CS 245 - Programming Languages

Lab 9

Elixir reduce

According to the Elixir on-line documentation (https://hexdocs.pm/elixir/1.12/Enum.html#reduce/3) "Reduce (sometimes called fold) is a basic building block in functional programming. Almost all of the functions in the Enum module can be implemented on top of reduce. " For instance, Enum.map can be implemented using reduce as:
def my_map(enumerable, fun) do
  enumerable
  |> Enum.reduce([], fn x, acc -> [fun.(x) | acc] end)
  |> Enum.reverse()
end
In this lab you will use Enum reduce to implement other of the functions in the Enum module.

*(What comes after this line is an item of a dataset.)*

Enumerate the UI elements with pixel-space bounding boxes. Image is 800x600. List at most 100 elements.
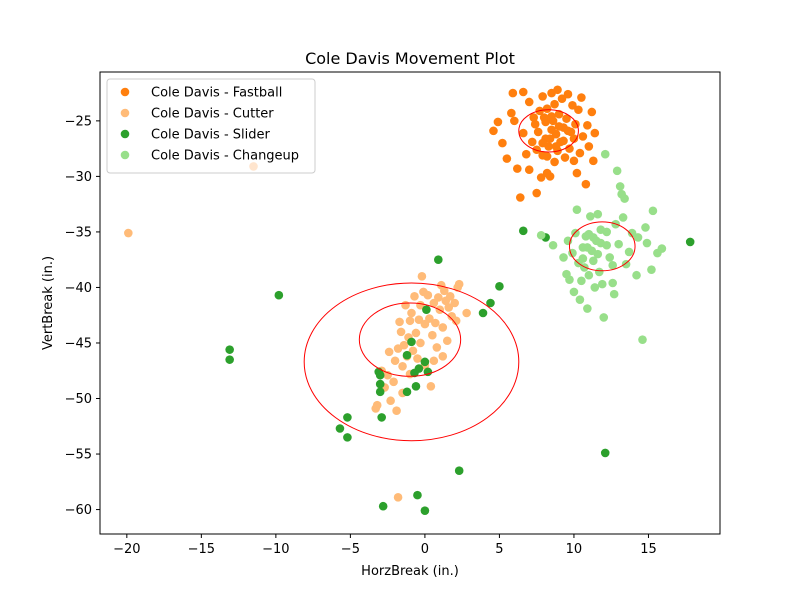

Implement the following functions using Enum.reduce. You will need to write small anonymous functions to pass into reduce. Do not write your own recursive functions. As with the map example above, you may use Enum.reverse to change the order of items (but you will not need to).

  1. Enum.count/2
  2. Enum.sum/2
  3. Enum.max/1
  4. Enum.at/2
  5. Enum.join/2
  6. Enum.min_by (this differs from min in that there is a function passed returns the value to be compared rather than just comparing the values themselves). For instance, here are some examples of the use of Enum.min_by/2
            # find the number with the smallest squared value
            Enum.min_by([2,-3,4], fn (x) -> x*x end)
            # answer is 2
    
            # find the longest word -- by finding the smallest difference between 100 and word length
            Enum.min_by(["was", "am", "great", "then", "therefore"], fn (x) -> 100-String.length(x) end)
            # answer is "therefore"
        
Each of these functions is well documented at https://hexdocs.pm/elixir/1.12/Enum.html

What to hand in

Work no more than 80 minutes. If you did not complete everything, send what you have.